Campaign Finance Test Revie

Campaign Finance in U.S. Politics

Importance of Money in Politics

  • Quote from Mark Hanna, Ohio political boss and U.S. Senator (1895):
    "There are two things that are important in politics. The first is money and I can’t remember what the second one is."

Reasons for High Campaign Spending

  • Expansion of the electorate over time and increase in the number of offices determined by popular vote.

  • Increased power of the government in the economy.

  • Rising costs of mass media.

Sources of Campaign Financing

  • Public Financing:

    • Tax dollars appropriated by the government for presidential primary candidates, national conventions, and presidential nominees for the general election.

    • Candidates may opt out of public financing.

  • Private Donations:

    • Individual donors or PACs (Political Action Committees).

    • Super PACs:

    • A type of PAC that indirectly supports campaigns with minimal restrictions from the FEC (Federal Election Commission).

Government Regulation of Campaign Financing

  • Disclosure Laws:

    • Require that campaigns list expenditures and/or contributions from PACs or individuals and the corresponding dollar amounts.

  • Public Financing Laws:

    • Laws that limit or regulate campaign finance through:

    • Contribution limits.

    • Spending/expenditure limits.

Key Legislation and Cases in Campaign Finance

  • 1974 FECA Amendment (Federal Election Campaign Act of 1971):

    • Imposed individual contribution limit of $1,000.

    • PAC contribution limit of $5,000.

    • Required disclosure reports for all contributions and expenditures.

    • Created a voluntary and equitable public financing system for presidential candidates during primaries and general elections (minor parties excluded).

    • Established the Federal Election Commission (FEC) to enforce campaign finance law and provide public financing.

Buckley v. Valeo (1976)
  • Supreme Court Case:

    • Upheld certain portions of the FECA amendment while nullifying others.

    • Nullified expenditure limits and contributions for issue advocacy (Soft Money) as a form of free speech.

    • Terms such as "vote for," "election," "support," "vote against," "defeat," and "reject" are not allowed in issue advocacy.

    • Upheld individual contribution limits, reporting and disclosure requirements, and public election funding.

    • Upheld limits on express advocacy (Soft money) or money directly given to candidates (Hard Money).

    • Confirmed the legality of the Federal Elections Commission (FEC).
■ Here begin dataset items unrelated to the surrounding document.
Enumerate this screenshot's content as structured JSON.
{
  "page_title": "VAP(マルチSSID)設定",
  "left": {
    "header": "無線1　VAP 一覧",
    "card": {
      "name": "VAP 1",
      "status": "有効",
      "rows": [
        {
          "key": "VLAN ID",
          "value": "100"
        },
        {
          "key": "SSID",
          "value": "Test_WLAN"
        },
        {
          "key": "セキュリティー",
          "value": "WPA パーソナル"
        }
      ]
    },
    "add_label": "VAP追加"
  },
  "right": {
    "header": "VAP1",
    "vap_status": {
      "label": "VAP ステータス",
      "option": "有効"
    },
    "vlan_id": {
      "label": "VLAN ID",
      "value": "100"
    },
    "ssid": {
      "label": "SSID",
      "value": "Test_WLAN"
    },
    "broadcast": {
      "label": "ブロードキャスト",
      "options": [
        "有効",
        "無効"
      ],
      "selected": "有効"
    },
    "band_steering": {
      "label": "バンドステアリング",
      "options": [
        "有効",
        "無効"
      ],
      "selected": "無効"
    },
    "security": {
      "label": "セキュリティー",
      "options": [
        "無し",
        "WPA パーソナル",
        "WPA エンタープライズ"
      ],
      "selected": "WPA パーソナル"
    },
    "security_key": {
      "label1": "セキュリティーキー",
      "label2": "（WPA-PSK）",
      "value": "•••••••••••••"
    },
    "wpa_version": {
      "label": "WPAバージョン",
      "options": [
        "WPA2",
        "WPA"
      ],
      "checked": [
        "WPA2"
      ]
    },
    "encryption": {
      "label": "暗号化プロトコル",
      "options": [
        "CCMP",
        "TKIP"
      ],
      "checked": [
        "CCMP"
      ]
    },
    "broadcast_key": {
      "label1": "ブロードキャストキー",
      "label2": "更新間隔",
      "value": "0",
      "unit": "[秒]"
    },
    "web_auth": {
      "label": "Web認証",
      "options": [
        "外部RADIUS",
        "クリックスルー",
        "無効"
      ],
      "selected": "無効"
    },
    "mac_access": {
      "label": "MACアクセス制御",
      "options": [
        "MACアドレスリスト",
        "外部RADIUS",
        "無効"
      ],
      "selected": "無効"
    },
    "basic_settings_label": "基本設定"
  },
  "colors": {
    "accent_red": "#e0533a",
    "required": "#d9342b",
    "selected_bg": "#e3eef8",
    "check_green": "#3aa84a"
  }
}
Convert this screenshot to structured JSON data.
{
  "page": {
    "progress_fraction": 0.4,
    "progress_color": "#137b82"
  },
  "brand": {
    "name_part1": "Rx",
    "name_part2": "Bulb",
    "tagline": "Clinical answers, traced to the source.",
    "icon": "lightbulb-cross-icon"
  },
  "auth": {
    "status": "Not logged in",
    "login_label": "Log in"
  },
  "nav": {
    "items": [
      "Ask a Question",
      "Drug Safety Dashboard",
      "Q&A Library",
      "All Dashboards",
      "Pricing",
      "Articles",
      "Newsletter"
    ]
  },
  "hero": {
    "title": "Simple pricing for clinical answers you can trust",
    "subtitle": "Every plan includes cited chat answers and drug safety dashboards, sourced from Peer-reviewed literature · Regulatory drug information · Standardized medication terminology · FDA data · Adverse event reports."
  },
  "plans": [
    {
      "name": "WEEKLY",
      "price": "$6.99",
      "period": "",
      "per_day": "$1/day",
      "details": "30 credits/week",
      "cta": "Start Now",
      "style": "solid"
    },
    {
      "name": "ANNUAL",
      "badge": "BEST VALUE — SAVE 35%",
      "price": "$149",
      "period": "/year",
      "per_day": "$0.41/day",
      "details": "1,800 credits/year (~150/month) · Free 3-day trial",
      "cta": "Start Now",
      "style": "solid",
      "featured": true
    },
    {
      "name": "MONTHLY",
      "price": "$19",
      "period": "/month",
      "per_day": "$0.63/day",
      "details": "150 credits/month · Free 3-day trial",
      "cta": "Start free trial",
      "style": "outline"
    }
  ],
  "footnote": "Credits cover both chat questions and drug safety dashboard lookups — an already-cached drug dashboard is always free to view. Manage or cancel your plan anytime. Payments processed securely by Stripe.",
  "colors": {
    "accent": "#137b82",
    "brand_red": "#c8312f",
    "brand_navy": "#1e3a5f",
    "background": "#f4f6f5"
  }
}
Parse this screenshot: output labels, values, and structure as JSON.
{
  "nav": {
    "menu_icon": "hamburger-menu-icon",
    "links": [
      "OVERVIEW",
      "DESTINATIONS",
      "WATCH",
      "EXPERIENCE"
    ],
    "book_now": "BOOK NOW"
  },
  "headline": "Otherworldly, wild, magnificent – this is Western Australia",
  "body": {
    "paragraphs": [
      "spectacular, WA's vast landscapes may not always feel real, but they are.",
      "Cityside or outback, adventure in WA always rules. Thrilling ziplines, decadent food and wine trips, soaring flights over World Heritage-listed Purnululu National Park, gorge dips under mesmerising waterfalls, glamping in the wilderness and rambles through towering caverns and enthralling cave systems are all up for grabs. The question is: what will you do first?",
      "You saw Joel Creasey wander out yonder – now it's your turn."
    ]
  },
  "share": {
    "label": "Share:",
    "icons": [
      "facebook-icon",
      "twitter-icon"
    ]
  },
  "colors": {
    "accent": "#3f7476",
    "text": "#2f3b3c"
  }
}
Bipartisan Campaign Reform Act (BCRA) or McCain-Feingold Act (2002)
  • Placed significant restrictions/limits on “soft money.”

    • Defined “Soft Money” as money not directly given to a candidate but supporting their campaign.

    • Prohibited electioneering communications by corporations, labor unions, and wealthy individuals within 30 days of the primary and 60 days of the general election.

    • Adjusted “hard money” contributions:

    • Set limits of $2,000 to a candidate per individual/PAC per election.

    • Designed to compel candidates to raise small amounts of money from many different contributors.

Citizens United v. FEC
  • Case Facts:

    • Citizens United produced a film urging people to vote against Hillary Clinton.

    • The FEC did not allow the film to be aired within 30 days of the 2008 primary per BCRA provisions.

  • Arguments:

    • Citizens United:

    • Argued that financial contributions to support a candidate is a form of free speech applicable to individuals and groups.

    • Asserted that spending money on behalf of a candidate does not imply corruption.

    • FEC:

    • Claimed the 1st Amendment does not apply to corporations and warned that it could lead to corruption, undermining the legitimacy of U.S. electoral systems.

  • Decision Holding:

    • Decision was 5-4 in favor of Citizens United.

    • Ruled that campaign-finance limits on corporations violated free speech rights.

    • Nullified portions of McCain-Feingold concerning “soft money.”

    • Established the legality of Super PACs with no expenditure or contribution limits for issue advocacy; conditions included not coordinating with candidates and the obligation to report contributors and expenditures (527 only).

Campaign Finance Entities and Tax Code Implications

  • PACs:

    • Political Action Committees that facilitate contributions to candidates.

  • Super PACs:

    • Register as either 501(c)(4)s or 527s.

    • 501(c)(3): Apolitical tax-exempt organizations (e.g., churches, humanitarian organizations).

    • 501(c)(4): Apolitical tax-exempt organizations promoting social welfare.

    • 527: Exclusively political tax-exempt organizations.

    • Note: 501(c)(4)s do not have to disclose their donors/contributors.

Trends in Campaign Finance

  • Graphical Data:

    • Displays total independent expenditures (in millions) over election cycles, highlighting trends from 1990 to 2012.

    • Notable peaks correlate with significant judicial rulings such as Citizens United v. FEC.

Cartoon Analysis: Citizens United v. FEC

  • The cartoon comments on the implications of Citizens United v. FEC, indicating the overwhelming influence of corporate money in politics is analogous to a NASCAR driver decorated with company logos, suggesting the commodification of political candidates.